U2 se produit en direct au Mt Smart Stadium d'Auckland

U2 se produit en direct au Mt Smart Stadium d’Auckland Photo : Dara Munnis

Puis il a fait une pause, et, avant « Even Better Than the Real Thing », une conférence de grande envergure a commencé Bono a dit à la foule Kiwi pour leurs insécurités, s’est appelé un chaman, puis a déclaré qu’il avait été « diagnostiqué comme mégalomane … et ça s’aggrave ».

Enfin, et inexplicablement, il a crié : « Paul est mort… Je suis Monsieur Bono ».

C’était le moment le plus dingue de la soirée, quelques minutes qui se rapprochaient dangereusement du genre de territoire moqueur sur lequel Ricky Gervais a basé toute sa carrière.

Après cela, le spectacle a commencé à vaciller. Les choses sont devenues ringardes. ‘Beautiful Day’ reste une fondue dégoulinante d’une chanson rock, et lorsqu’elle est suivie par la charité prêchi-prêcha de ‘Ultraviolet (Light My Way)’ et la ballade larmoyante ‘Love is Bigger Than Anything In Its Way’, le spectacle ne s’est pas terminé par un bang, mais un peu par une larmichette.

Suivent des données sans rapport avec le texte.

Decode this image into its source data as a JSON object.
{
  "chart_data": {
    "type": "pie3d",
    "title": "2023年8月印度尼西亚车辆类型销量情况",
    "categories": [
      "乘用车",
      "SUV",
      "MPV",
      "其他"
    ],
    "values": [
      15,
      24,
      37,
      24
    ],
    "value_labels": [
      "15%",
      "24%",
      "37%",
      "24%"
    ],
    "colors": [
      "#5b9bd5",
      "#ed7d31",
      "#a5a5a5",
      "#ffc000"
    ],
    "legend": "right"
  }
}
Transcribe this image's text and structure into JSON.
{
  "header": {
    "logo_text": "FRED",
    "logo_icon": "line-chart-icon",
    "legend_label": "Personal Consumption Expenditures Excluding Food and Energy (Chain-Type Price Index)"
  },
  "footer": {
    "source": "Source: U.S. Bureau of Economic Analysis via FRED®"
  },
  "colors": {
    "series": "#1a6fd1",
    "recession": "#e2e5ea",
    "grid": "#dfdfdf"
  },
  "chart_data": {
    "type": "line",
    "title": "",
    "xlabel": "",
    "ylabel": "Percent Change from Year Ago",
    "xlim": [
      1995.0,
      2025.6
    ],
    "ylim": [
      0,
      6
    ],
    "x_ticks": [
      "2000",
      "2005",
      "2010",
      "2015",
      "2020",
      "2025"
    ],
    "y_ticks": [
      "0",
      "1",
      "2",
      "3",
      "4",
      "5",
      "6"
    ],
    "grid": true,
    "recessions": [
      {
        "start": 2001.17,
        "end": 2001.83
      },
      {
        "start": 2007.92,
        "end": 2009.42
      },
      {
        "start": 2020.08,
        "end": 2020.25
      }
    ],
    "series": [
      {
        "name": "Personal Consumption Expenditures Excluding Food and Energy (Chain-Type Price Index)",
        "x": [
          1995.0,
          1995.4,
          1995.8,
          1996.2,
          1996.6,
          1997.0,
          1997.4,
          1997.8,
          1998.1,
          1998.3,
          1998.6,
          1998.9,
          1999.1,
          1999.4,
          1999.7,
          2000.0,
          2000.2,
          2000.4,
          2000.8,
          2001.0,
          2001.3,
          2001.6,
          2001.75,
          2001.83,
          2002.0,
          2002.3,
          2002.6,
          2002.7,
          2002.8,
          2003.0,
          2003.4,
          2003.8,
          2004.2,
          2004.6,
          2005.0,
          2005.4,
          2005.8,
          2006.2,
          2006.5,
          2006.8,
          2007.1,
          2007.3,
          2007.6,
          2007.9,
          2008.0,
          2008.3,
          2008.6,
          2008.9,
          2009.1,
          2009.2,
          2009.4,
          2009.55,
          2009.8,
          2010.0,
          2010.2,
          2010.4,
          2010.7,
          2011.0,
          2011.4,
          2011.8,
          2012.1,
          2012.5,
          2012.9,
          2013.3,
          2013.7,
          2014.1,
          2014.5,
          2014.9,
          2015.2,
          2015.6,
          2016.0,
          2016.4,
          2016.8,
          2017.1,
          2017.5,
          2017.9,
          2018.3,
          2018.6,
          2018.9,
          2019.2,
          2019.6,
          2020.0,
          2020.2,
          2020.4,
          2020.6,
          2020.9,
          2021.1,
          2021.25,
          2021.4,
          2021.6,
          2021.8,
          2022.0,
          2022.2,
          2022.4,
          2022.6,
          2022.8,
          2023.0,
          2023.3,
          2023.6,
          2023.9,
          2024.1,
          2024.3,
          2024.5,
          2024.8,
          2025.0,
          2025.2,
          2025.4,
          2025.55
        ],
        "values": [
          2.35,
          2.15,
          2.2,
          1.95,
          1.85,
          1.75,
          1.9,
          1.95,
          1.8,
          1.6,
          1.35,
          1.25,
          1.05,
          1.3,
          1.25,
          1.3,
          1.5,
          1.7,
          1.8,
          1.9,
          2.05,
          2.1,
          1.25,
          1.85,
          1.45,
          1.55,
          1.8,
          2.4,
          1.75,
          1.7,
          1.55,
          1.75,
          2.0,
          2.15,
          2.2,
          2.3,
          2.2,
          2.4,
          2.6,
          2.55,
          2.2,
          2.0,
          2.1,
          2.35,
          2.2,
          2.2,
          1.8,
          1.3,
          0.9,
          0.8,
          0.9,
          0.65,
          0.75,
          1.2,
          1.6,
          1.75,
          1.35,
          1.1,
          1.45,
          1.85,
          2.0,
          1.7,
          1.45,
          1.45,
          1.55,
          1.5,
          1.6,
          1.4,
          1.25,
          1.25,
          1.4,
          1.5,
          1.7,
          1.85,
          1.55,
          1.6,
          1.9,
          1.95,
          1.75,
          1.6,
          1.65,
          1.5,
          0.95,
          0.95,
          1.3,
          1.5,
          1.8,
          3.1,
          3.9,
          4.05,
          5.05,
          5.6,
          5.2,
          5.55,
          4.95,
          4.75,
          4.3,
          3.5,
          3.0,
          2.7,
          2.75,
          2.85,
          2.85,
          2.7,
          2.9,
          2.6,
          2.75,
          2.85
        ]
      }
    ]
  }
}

C’est dommage, car jusqu’à ce point, cela avait été une nuit épique de nostalgie. Après quatre décennies sur les lignes de front du rock, on ne peut pas blâmer U2 de finalement regarder en arrière.

Mais si c’est vraiment tout ce qu’il leur reste, quelqu’un pourrait vouloir avertir Bono de modérer la théâtralité pour laisser les chansons briller.